For downstream steps you will need a genome file. A genome file is a tab delimited file with chromosome names and their respective sizes. If you do not already have a genome file, follow these steps:
Generate an index file for your reference. A reference file with only the main chromosomes should be used (e.g. without alternative or unplaced chromosomes).
samtools faidx <ref.fasta>
samtools faidx hg38.fasta
faidx will index the ref file and create <ref.fasta>.fai in the reference directory.
Use the index file to generate the genome file by printing the first two columns into a new file.
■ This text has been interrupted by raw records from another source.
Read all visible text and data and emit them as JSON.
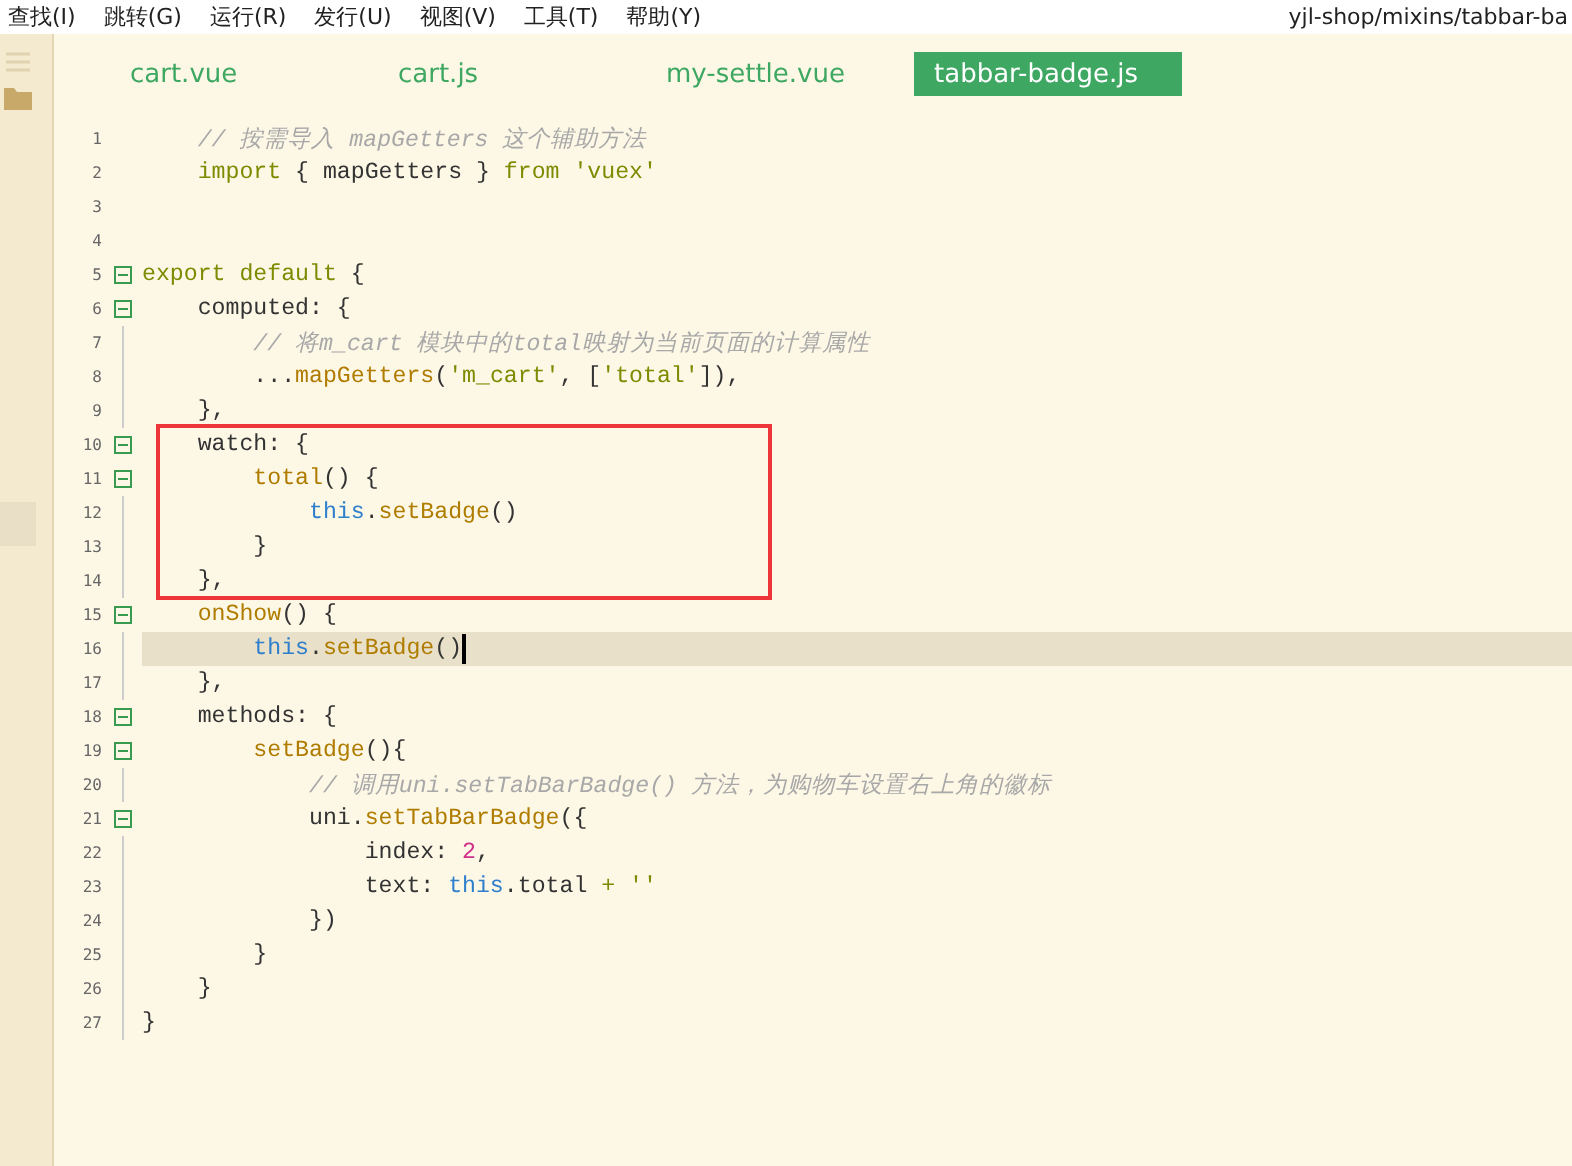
{
  "menu_bar": {
    "items": [
      "查找(I)",
      "跳转(G)",
      "运行(R)",
      "发行(U)",
      "视图(V)",
      "工具(T)",
      "帮助(Y)"
    ],
    "path": "yjl-shop/mixins/tabbar-ba"
  },
  "tabs": [
    {
      "label": "cart.vue",
      "selected": false
    },
    {
      "label": "cart.js",
      "selected": false
    },
    {
      "label": "my-settle.vue",
      "selected": false
    },
    {
      "label": "tabbar-badge.js",
      "selected": true
    }
  ],
  "editor": {
    "blocks": [
      {
        "boxed": false,
        "lines": [
          {
            "number": "1",
            "foldable": false,
            "current": false,
            "tokens": [
              {
                "text": "    // 按需导入 mapGetters 这个辅助方法",
                "kind": "comment"
              }
            ]
          },
          {
            "number": "2",
            "foldable": false,
            "current": false,
            "tokens": [
              {
                "text": "    import",
                "kind": "keyword"
              },
              {
                "text": " { mapGetters } ",
                "kind": "plain"
              },
              {
                "text": "from",
                "kind": "keyword"
              },
              {
                "text": " 'vuex'",
                "kind": "string"
              }
            ]
          },
          {
            "number": "3",
            "foldable": false,
            "current": false
          },
          {
            "number": "4",
            "foldable": false,
            "current": false
          },
          {
            "number": "5",
            "foldable": true,
            "current": false,
            "tokens": [
              {
                "text": "export default",
                "kind": "keyword"
              },
              {
                "text": " {",
                "kind": "plain"
              }
            ]
          },
          {
            "number": "6",
            "foldable": true,
            "current": false,
            "tokens": [
              {
                "text": "    computed: {",
                "kind": "plain"
              }
            ]
          },
          {
            "number": "7",
            "foldable": false,
            "current": false,
            "tokens": [
              {
                "text": "        // 将m_cart 模块中的total映射为当前页面的计算属性",
                "kind": "comment"
              }
            ]
          },
          {
            "number": "8",
            "foldable": false,
            "current": false,
            "tokens": [
              {
                "text": "        ...",
                "kind": "plain"
              },
              {
                "text": "mapGetters",
                "kind": "function"
              },
              {
                "text": "(",
                "kind": "plain"
              },
              {
                "text": "'m_cart'",
                "kind": "string"
              },
              {
                "text": ", [",
                "kind": "plain"
              },
              {
                "text": "'total'",
                "kind": "string"
              },
              {
                "text": "]),",
                "kind": "plain"
              }
            ]
          },
          {
            "number": "9",
            "foldable": false,
            "current": false,
            "tokens": [
              {
                "text": "    },",
                "kind": "plain"
              }
            ]
          }
        ]
      },
      {
        "boxed": true,
        "lines": [
          {
            "number": "10",
            "foldable": true,
            "current": false,
            "tokens": [
              {
                "text": "    watch: {",
                "kind": "plain"
              }
            ]
          },
          {
            "number": "11",
            "foldable": true,
            "current": false,
            "tokens": [
              {
                "text": "        total",
                "kind": "function"
              },
              {
                "text": "() {",
                "kind": "plain"
              }
            ]
          },
          {
            "number": "12",
            "foldable": false,
            "current": false,
            "tokens": [
              {
                "text": "            this",
                "kind": "this"
              },
              {
                "text": ".",
                "kind": "plain"
              },
              {
                "text": "setBadge",
                "kind": "function"
              },
              {
                "text": "()",
                "kind": "plain"
              }
            ]
          },
          {
            "number": "13",
            "foldable": false,
            "current": false,
            "tokens": [
              {
                "text": "        }",
                "kind": "plain"
              }
            ]
          },
          {
            "number": "14",
            "foldable": false,
            "current": false,
            "tokens": [
              {
                "text": "    },",
                "kind": "plain"
              }
            ]
          }
        ]
      },
      {
        "boxed": false,
        "lines": [
          {
            "number": "15",
            "foldable": true,
            "current": false,
            "tokens": [
              {
                "text": "    onShow",
                "kind": "function"
              },
              {
                "text": "() {",
                "kind": "plain"
              }
            ]
          },
          {
            "number": "16",
            "foldable": false,
            "current": true,
            "tokens": [
              {
                "text": "        this",
                "kind": "this"
              },
              {
                "text": ".",
                "kind": "plain"
              },
              {
                "text": "setBadge",
                "kind": "function"
              },
              {
                "text": "()",
                "kind": "plain"
              }
            ]
          },
          {
            "number": "17",
            "foldable": false,
            "current": false,
            "tokens": [
              {
                "text": "    },",
                "kind": "plain"
              }
            ]
          },
          {
            "number": "18",
            "foldable": true,
            "current": false,
            "tokens": [
              {
                "text": "    methods: {",
                "kind": "plain"
              }
            ]
          },
          {
            "number": "19",
            "foldable": true,
            "current": false,
            "tokens": [
              {
                "text": "        setBadge",
                "kind": "function"
              },
              {
                "text": "(){",
                "kind": "plain"
              }
            ]
          },
          {
            "number": "20",
            "foldable": false,
            "current": false,
            "tokens": [
              {
                "text": "            // 调用uni.setTabBarBadge() 方法，为购物车设置右上角的徽标",
                "kind": "comment"
              }
            ]
          },
          {
            "number": "21",
            "foldable": true,
            "current": false,
            "tokens": [
              {
                "text": "            uni.",
                "kind": "plain"
              },
              {
                "text": "setTabBarBadge",
                "kind": "function"
              },
              {
                "text": "({",
                "kind": "plain"
              }
            ]
          },
          {
            "number": "22",
            "foldable": false,
            "current": false,
            "tokens": [
              {
                "text": "                index: ",
                "kind": "plain"
              },
              {
                "text": "2",
                "kind": "number"
              },
              {
                "text": ",",
                "kind": "plain"
              }
            ]
          },
          {
            "number": "23",
            "foldable": false,
            "current": false,
            "tokens": [
              {
                "text": "                text: ",
                "kind": "plain"
              },
              {
                "text": "this",
                "kind": "this"
              },
              {
                "text": ".total ",
                "kind": "plain"
              },
              {
                "text": "+",
                "kind": "keyword"
              },
              {
                "text": " ''",
                "kind": "string"
              }
            ]
          },
          {
            "number": "24",
            "foldable": false,
            "current": false,
            "tokens": [
              {
                "text": "            })",
                "kind": "plain"
              }
            ]
          },
          {
            "number": "25",
            "foldable": false,
            "current": false,
            "tokens": [
              {
                "text": "        }",
                "kind": "plain"
              }
            ]
          },
          {
            "number": "26",
            "foldable": false,
            "current": false,
            "tokens": [
              {
                "text": "    }",
                "kind": "plain"
              }
            ]
          },
          {
            "number": "27",
            "foldable": false,
            "current": false,
            "tokens": [
              {
                "text": "}",
                "kind": "plain"
              }
            ]
          }
        ]
      }
    ]
  }
}
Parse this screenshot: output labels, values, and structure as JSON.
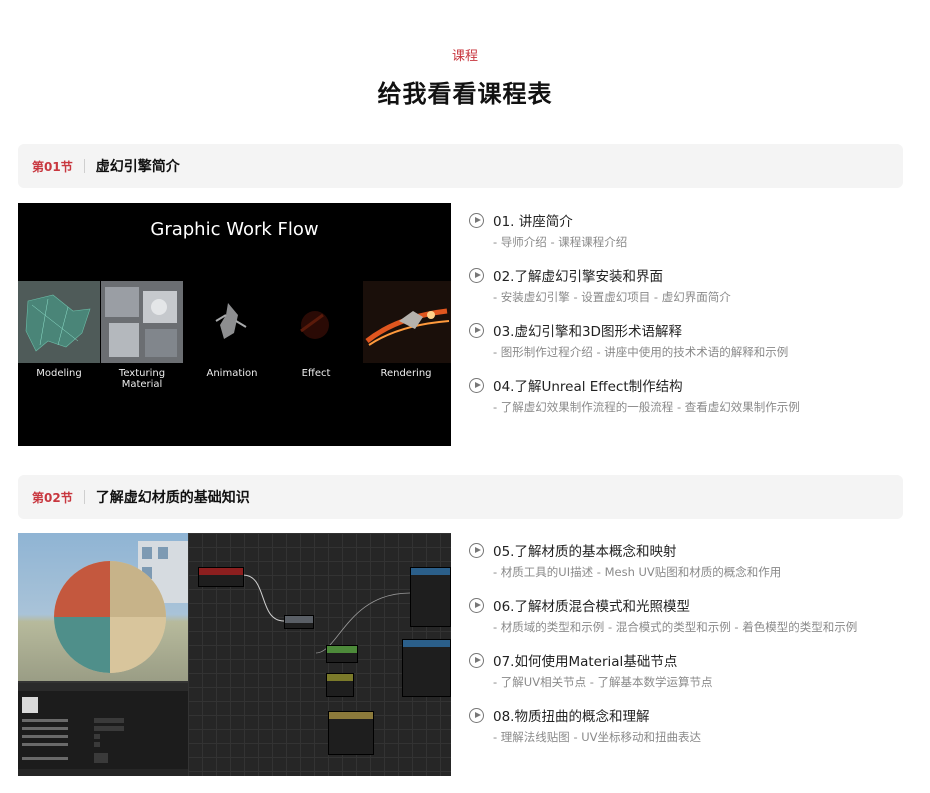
{
  "header": {
    "eyebrow": "课程",
    "title": "给我看看课程表"
  },
  "sections": [
    {
      "num": "第01节",
      "title": "虚幻引擎简介",
      "image": {
        "title": "Graphic Work Flow",
        "tiles": [
          "Modeling",
          "Texturing\nMaterial",
          "Animation",
          "Effect",
          "Rendering"
        ]
      },
      "lessons": [
        {
          "title": "01. 讲座简介",
          "sub": "- 导师介绍 - 课程课程介绍"
        },
        {
          "title": "02.了解虚幻引擎安装和界面",
          "sub": "- 安装虚幻引擎 - 设置虚幻项目 - 虚幻界面简介"
        },
        {
          "title": "03.虚幻引擎和3D图形术语解释",
          "sub": "- 图形制作过程介绍 - 讲座中使用的技术术语的解释和示例"
        },
        {
          "title": "04.了解Unreal Effect制作结构",
          "sub": "- 了解虚幻效果制作流程的一般流程 - 查看虚幻效果制作示例"
        }
      ]
    },
    {
      "num": "第02节",
      "title": "了解虚幻材质的基础知识",
      "lessons": [
        {
          "title": "05.了解材质的基本概念和映射",
          "sub": "- 材质工具的UI描述 - Mesh UV贴图和材质的概念和作用"
        },
        {
          "title": "06.了解材质混合模式和光照模型",
          "sub": "- 材质域的类型和示例 - 混合模式的类型和示例 - 着色模型的类型和示例"
        },
        {
          "title": "07.如何使用Material基础节点",
          "sub": "- 了解UV相关节点 - 了解基本数学运算节点"
        },
        {
          "title": "08.物质扭曲的概念和理解",
          "sub": "- 理解法线贴图 - UV坐标移动和扭曲表达"
        }
      ]
    }
  ],
  "colors": {
    "accent": "#c8373f"
  }
}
cut -f1,2 <ref.fasta.fai> > <ref.genome>
cut -f1,2 hg38.fasta.fai > hg38.genome
In line with 4DN project guidelines and from our own experience, optimal alignment results are obtained with the Burrows-Wheeler Aligner (bwa). Prior to alignment, generate a bwa index file for the chosen reference.
bwa index <ref.fasta>
bwa index hg38.fasta
There is no need to specify an output path as the bwa index files are automatically generated in the reference directory. Please note that this step is time consuming, however, you need only run it once for your reference.
To avoid memory issues, some of the steps require writing temporary files into a temp folder. Create a temp folder and remember its full path. Temp files may take up to 3x the space your final fastq.gz files. That is, if the total volume of the fastq files are 5Gb, make sure that the temp folder can store at least 15 Gb.
In this example the folder temp will be generated on a mounted volume called ebs on a user account ubuntu.